On a recent night in the back room of Sea Tramp Tattoo, Deaton, Gilsdorf, and O'Kelly sat down to discuss Traditional tattooing and how it has evolved alongside Portland. Deaton begins by telling a story of how a hurried man in a business suit walked into the shop to get change for the parking meter.

"Bert Grimm asks the guy if he'd ever thought of getting a tattoo. Before he could get out the door to feed the meter, Bert started in with his famous 10-minute speech: 'Many say I am the greatest tattoo artist in the world...' pretty soon the man was sitting down at my station and I was tattooing an eagle on his arm," says Deaton.

After looking through some of Deaton's old photos of his work and customers, including one of a very toothy and tanned Peter Fonda, the three begin talking about the evolution of tattooing.

"Traditional is just that because it doesn't really evolve, it's just all there was at the time," says Gilsdorf. "The customer would come in asking for something and you'd say, 'We can't do this or we can't do that, it's gotta have a hard black line and heavy shading,'" adds Deaton.
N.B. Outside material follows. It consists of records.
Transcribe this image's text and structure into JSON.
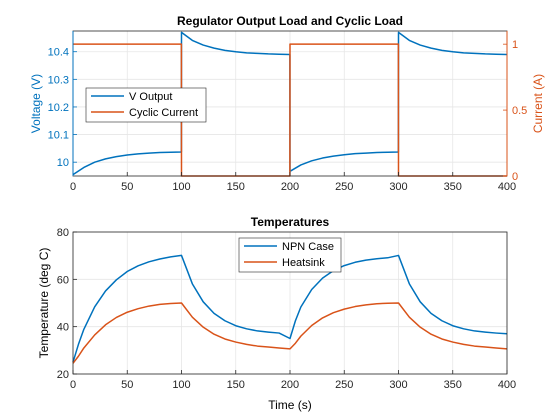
{
  "chart_data": [
    {
      "type": "line",
      "title": "Regulator Output Load and Cyclic Load",
      "xlabel": "",
      "xlim": [
        0,
        400
      ],
      "xticks": [
        0,
        50,
        100,
        150,
        200,
        250,
        300,
        350,
        400
      ],
      "grid": true,
      "legend_placement": "left",
      "y_left": {
        "label": "Voltage (V)",
        "ylim": [
          9.95,
          10.475
        ],
        "ticks": [
          10,
          10.1,
          10.2,
          10.3,
          10.4
        ],
        "tick_labels": [
          "10",
          "10.1",
          "10.2",
          "10.3",
          "10.4"
        ],
        "color": "#0072BD"
      },
      "y_right": {
        "label": "Current (A)",
        "ylim": [
          0,
          1.1
        ],
        "ticks": [
          0,
          0.5,
          1
        ],
        "tick_labels": [
          "0",
          "0.5",
          "1"
        ],
        "color": "#D95319"
      },
      "series": [
        {
          "name": "V Output",
          "axis": "left",
          "color": "#0072BD",
          "x": [
            0,
            10,
            20,
            30,
            40,
            50,
            60,
            70,
            80,
            90,
            99.9,
            100,
            110,
            120,
            130,
            140,
            150,
            160,
            170,
            180,
            190,
            199.9,
            200,
            210,
            220,
            230,
            240,
            250,
            260,
            270,
            280,
            290,
            299.9,
            300,
            310,
            320,
            330,
            340,
            350,
            360,
            370,
            380,
            390,
            400
          ],
          "values": [
            9.955,
            9.981,
            10.0,
            10.012,
            10.02,
            10.026,
            10.03,
            10.033,
            10.035,
            10.036,
            10.037,
            10.47,
            10.441,
            10.424,
            10.413,
            10.405,
            10.4,
            10.396,
            10.394,
            10.392,
            10.391,
            10.39,
            9.967,
            9.99,
            10.005,
            10.015,
            10.022,
            10.027,
            10.031,
            10.033,
            10.035,
            10.036,
            10.037,
            10.47,
            10.441,
            10.424,
            10.413,
            10.405,
            10.4,
            10.396,
            10.394,
            10.392,
            10.391,
            10.39
          ]
        },
        {
          "name": "Cyclic Current",
          "axis": "right",
          "color": "#D95319",
          "x": [
            0,
            99.9,
            100,
            199.9,
            200,
            299.9,
            300,
            400
          ],
          "values": [
            1,
            1,
            0,
            0,
            1,
            1,
            0,
            0
          ]
        }
      ]
    },
    {
      "type": "line",
      "title": "Temperatures",
      "xlabel": "Time (s)",
      "ylabel": "Temperature (deg C)",
      "xlim": [
        0,
        400
      ],
      "ylim": [
        20,
        80
      ],
      "xticks": [
        0,
        50,
        100,
        150,
        200,
        250,
        300,
        350,
        400
      ],
      "yticks": [
        20,
        40,
        60,
        80
      ],
      "grid": true,
      "legend_placement": "top",
      "series": [
        {
          "name": "NPN Case",
          "color": "#0072BD",
          "x": [
            0,
            5,
            10,
            20,
            30,
            40,
            50,
            60,
            70,
            80,
            90,
            100,
            110,
            120,
            130,
            140,
            150,
            160,
            170,
            180,
            190,
            200,
            205,
            210,
            220,
            230,
            240,
            250,
            260,
            270,
            280,
            290,
            300,
            310,
            320,
            330,
            340,
            350,
            360,
            370,
            380,
            390,
            400
          ],
          "values": [
            25,
            32.5,
            38.9,
            48.4,
            55.1,
            59.8,
            63.3,
            65.7,
            67.4,
            68.6,
            69.5,
            70.1,
            58.1,
            50.5,
            45.6,
            42.5,
            40.4,
            39.1,
            38.2,
            37.7,
            37.3,
            35,
            42.5,
            48.3,
            55.7,
            60.5,
            63.7,
            65.8,
            67.2,
            68.1,
            68.7,
            69.1,
            70.1,
            58.1,
            50.5,
            45.6,
            42.5,
            40.4,
            39.1,
            38.2,
            37.7,
            37.3,
            37
          ]
        },
        {
          "name": "Heatsink",
          "color": "#D95319",
          "x": [
            0,
            5,
            10,
            20,
            30,
            40,
            50,
            60,
            70,
            80,
            90,
            100,
            110,
            120,
            130,
            140,
            150,
            160,
            170,
            180,
            190,
            200,
            205,
            210,
            220,
            230,
            240,
            250,
            260,
            270,
            280,
            290,
            300,
            310,
            320,
            330,
            340,
            350,
            360,
            370,
            380,
            390,
            400
          ],
          "values": [
            24.5,
            27.5,
            31,
            36.5,
            40.8,
            43.9,
            46.1,
            47.6,
            48.7,
            49.4,
            49.8,
            50,
            44,
            39.8,
            36.8,
            34.8,
            33.5,
            32.5,
            31.8,
            31.4,
            31,
            30.6,
            33,
            36,
            40.5,
            43.7,
            45.9,
            47.4,
            48.5,
            49.2,
            49.7,
            49.9,
            50,
            44,
            39.8,
            36.8,
            34.8,
            33.5,
            32.5,
            31.8,
            31.4,
            31,
            30.6
          ]
        }
      ]
    }
  ]
}
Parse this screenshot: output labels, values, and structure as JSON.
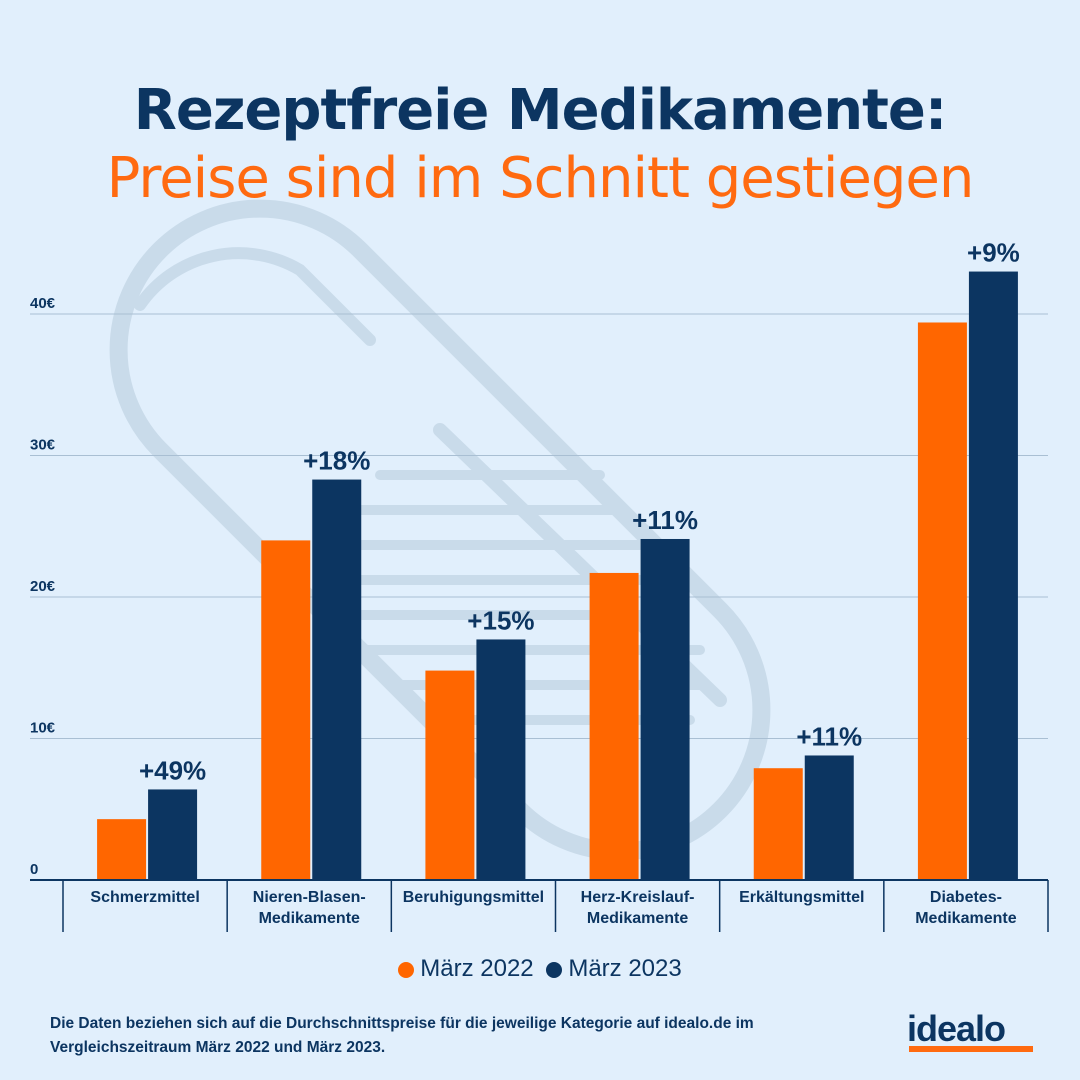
{
  "header": {
    "title": "Rezeptfreie Medikamente:",
    "subtitle": "Preise sind im Schnitt gestiegen"
  },
  "colors": {
    "background": "#e1effc",
    "series_2022": "#ff6600",
    "series_2023": "#0c3561",
    "text": "#0c3561",
    "subtitle": "#ff6a10"
  },
  "chart_data": {
    "type": "bar",
    "title": "Rezeptfreie Medikamente: Preise sind im Schnitt gestiegen",
    "xlabel": "",
    "ylabel": "",
    "ylim": [
      0,
      45
    ],
    "y_ticks": [
      {
        "value": 0,
        "label": "0"
      },
      {
        "value": 10,
        "label": "10€"
      },
      {
        "value": 20,
        "label": "20€"
      },
      {
        "value": 30,
        "label": "30€"
      },
      {
        "value": 40,
        "label": "40€"
      }
    ],
    "grid": true,
    "legend_position": "bottom-center",
    "categories": [
      [
        "Schmerzmittel"
      ],
      [
        "Nieren-Blasen-",
        "Medikamente"
      ],
      [
        "Beruhigungsmittel"
      ],
      [
        "Herz-Kreislauf-",
        "Medikamente"
      ],
      [
        "Erkältungsmittel"
      ],
      [
        "Diabetes-",
        "Medikamente"
      ]
    ],
    "series": [
      {
        "name": "März 2022",
        "color": "#ff6600",
        "values": [
          4.3,
          24.0,
          14.8,
          21.7,
          7.9,
          39.4
        ]
      },
      {
        "name": "März 2023",
        "color": "#0c3561",
        "values": [
          6.4,
          28.3,
          17.0,
          24.1,
          8.8,
          43.0
        ]
      }
    ],
    "annotations": [
      "+49%",
      "+18%",
      "+15%",
      "+11%",
      "+11%",
      "+9%"
    ]
  },
  "legend": {
    "items": [
      {
        "label": "März 2022",
        "color": "#ff6600"
      },
      {
        "label": "März 2023",
        "color": "#0c3561"
      }
    ]
  },
  "footer": {
    "note": "Die Daten beziehen sich auf die Durchschnittspreise für die jeweilige Kategorie auf idealo.de im Vergleichszeitraum März 2022 und März 2023.",
    "logo": "idealo"
  }
}
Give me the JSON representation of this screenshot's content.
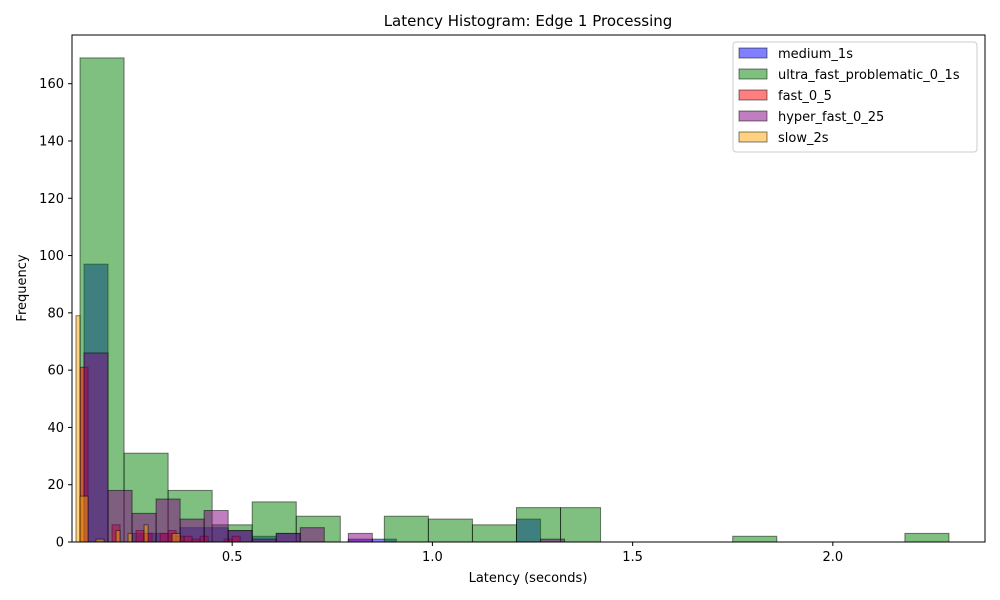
{
  "chart_data": {
    "type": "bar",
    "title": "Latency Histogram: Edge 1 Processing",
    "xlabel": "Latency (seconds)",
    "ylabel": "Frequency",
    "xlim": [
      0.1,
      2.38
    ],
    "ylim": [
      0,
      177
    ],
    "xticks": [
      0.5,
      1.0,
      1.5,
      2.0
    ],
    "xtick_labels": [
      "0.5",
      "1.0",
      "1.5",
      "2.0"
    ],
    "yticks": [
      0,
      20,
      40,
      60,
      80,
      100,
      120,
      140,
      160
    ],
    "ytick_labels": [
      "0",
      "20",
      "40",
      "60",
      "80",
      "100",
      "120",
      "140",
      "160"
    ],
    "grid": false,
    "legend_position": "top-right",
    "series": [
      {
        "name": "medium_1s",
        "color": "#0000ff",
        "bins": [
          [
            0.13,
            0.19,
            97
          ],
          [
            0.19,
            0.25,
            0
          ],
          [
            0.25,
            0.31,
            3
          ],
          [
            0.31,
            0.37,
            3
          ],
          [
            0.37,
            0.43,
            5
          ],
          [
            0.43,
            0.49,
            5
          ],
          [
            0.49,
            0.55,
            4
          ],
          [
            0.55,
            0.61,
            2
          ],
          [
            0.61,
            0.67,
            3
          ],
          [
            0.67,
            0.73,
            0
          ],
          [
            0.73,
            0.79,
            0
          ],
          [
            0.79,
            0.85,
            1
          ],
          [
            0.85,
            0.91,
            1
          ],
          [
            0.91,
            0.97,
            0
          ],
          [
            0.97,
            1.03,
            0
          ],
          [
            1.03,
            1.09,
            0
          ],
          [
            1.09,
            1.15,
            0
          ],
          [
            1.15,
            1.21,
            0
          ],
          [
            1.21,
            1.27,
            8
          ],
          [
            1.27,
            1.33,
            0
          ]
        ]
      },
      {
        "name": "ultra_fast_problematic_0_1s",
        "color": "#008000",
        "bins": [
          [
            0.12,
            0.23,
            169
          ],
          [
            0.23,
            0.34,
            31
          ],
          [
            0.34,
            0.45,
            18
          ],
          [
            0.45,
            0.55,
            6
          ],
          [
            0.55,
            0.66,
            14
          ],
          [
            0.66,
            0.77,
            9
          ],
          [
            0.77,
            0.88,
            0
          ],
          [
            0.88,
            0.99,
            9
          ],
          [
            0.99,
            1.1,
            8
          ],
          [
            1.1,
            1.21,
            6
          ],
          [
            1.21,
            1.32,
            12
          ],
          [
            1.32,
            1.42,
            12
          ],
          [
            1.42,
            1.53,
            0
          ],
          [
            1.53,
            1.64,
            0
          ],
          [
            1.64,
            1.75,
            0
          ],
          [
            1.75,
            1.86,
            2
          ],
          [
            1.86,
            1.97,
            0
          ],
          [
            1.97,
            2.07,
            0
          ],
          [
            2.07,
            2.18,
            0
          ],
          [
            2.18,
            2.29,
            3
          ]
        ]
      },
      {
        "name": "fast_0_5",
        "color": "#ff0000",
        "bins": [
          [
            0.12,
            0.14,
            61
          ],
          [
            0.14,
            0.16,
            0
          ],
          [
            0.16,
            0.18,
            0
          ],
          [
            0.18,
            0.2,
            0
          ],
          [
            0.2,
            0.22,
            6
          ],
          [
            0.22,
            0.24,
            0
          ],
          [
            0.24,
            0.26,
            0
          ],
          [
            0.26,
            0.28,
            4
          ],
          [
            0.28,
            0.3,
            3
          ],
          [
            0.3,
            0.32,
            0
          ],
          [
            0.32,
            0.34,
            3
          ],
          [
            0.34,
            0.36,
            4
          ],
          [
            0.36,
            0.38,
            2
          ],
          [
            0.38,
            0.4,
            2
          ],
          [
            0.4,
            0.42,
            1
          ],
          [
            0.42,
            0.44,
            2
          ],
          [
            0.44,
            0.46,
            0
          ],
          [
            0.46,
            0.48,
            0
          ],
          [
            0.48,
            0.5,
            1
          ],
          [
            0.5,
            0.52,
            2
          ]
        ]
      },
      {
        "name": "hyper_fast_0_25",
        "color": "#800080",
        "bins": [
          [
            0.13,
            0.19,
            66
          ],
          [
            0.19,
            0.25,
            18
          ],
          [
            0.25,
            0.31,
            10
          ],
          [
            0.31,
            0.37,
            15
          ],
          [
            0.37,
            0.43,
            8
          ],
          [
            0.43,
            0.49,
            11
          ],
          [
            0.49,
            0.55,
            4
          ],
          [
            0.55,
            0.61,
            1
          ],
          [
            0.61,
            0.67,
            3
          ],
          [
            0.67,
            0.73,
            5
          ],
          [
            0.73,
            0.79,
            0
          ],
          [
            0.79,
            0.85,
            3
          ],
          [
            0.85,
            0.91,
            0
          ],
          [
            0.91,
            0.97,
            0
          ],
          [
            0.97,
            1.03,
            0
          ],
          [
            1.03,
            1.09,
            0
          ],
          [
            1.09,
            1.15,
            0
          ],
          [
            1.15,
            1.21,
            0
          ],
          [
            1.21,
            1.27,
            0
          ],
          [
            1.27,
            1.33,
            1
          ]
        ]
      },
      {
        "name": "slow_2s",
        "color": "#ffa500",
        "bins": [
          [
            0.11,
            0.12,
            79
          ],
          [
            0.12,
            0.14,
            16
          ],
          [
            0.14,
            0.15,
            0
          ],
          [
            0.15,
            0.16,
            0
          ],
          [
            0.16,
            0.18,
            1
          ],
          [
            0.18,
            0.19,
            0
          ],
          [
            0.19,
            0.21,
            0
          ],
          [
            0.21,
            0.22,
            4
          ],
          [
            0.22,
            0.24,
            0
          ],
          [
            0.24,
            0.25,
            3
          ],
          [
            0.25,
            0.27,
            0
          ],
          [
            0.27,
            0.28,
            0
          ],
          [
            0.28,
            0.29,
            6
          ],
          [
            0.29,
            0.31,
            0
          ],
          [
            0.31,
            0.32,
            0
          ],
          [
            0.32,
            0.34,
            0
          ],
          [
            0.34,
            0.35,
            0
          ],
          [
            0.35,
            0.37,
            3
          ],
          [
            0.37,
            0.38,
            0
          ],
          [
            0.38,
            0.4,
            0
          ]
        ]
      }
    ]
  }
}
Gilsdorf continues, saying, "And nowadays I don't feel like I need to make a mark... where everyone can see a tattoo and say, 'Oh, that's a Dan Gilsdorf piece.' To me it's more interesting to come hang out with guys like J.D. and Don, to be a part of this crazy history that we all love so much."

When asked about Portland's profile in the tattoo world, O'Kelly says, "Other cities are known for great artists, like San Francisco or LA or Amsterdam, but I think that Portland has some of the world's best. There are people here who are both very avant-garde and very throwback Traditional—almost in perfect tandem. It's that tension between progressiveness and tradition that allows old-school tattooing to continue to be relevant in Portland."

Whether viewed as an archival reference point in the origins of an electric era, or as a genre within a larger artistic field, Traditional tattoos—with their raw energy and simple structure—are woven into Americana culture like no other form of art. Toward the end of the evening in that back room of Sea Tramp, Don Deaton finishes the thought simply. Like rock 'n' roll, he says, "I think the Traditional style will always be around. It will always be here."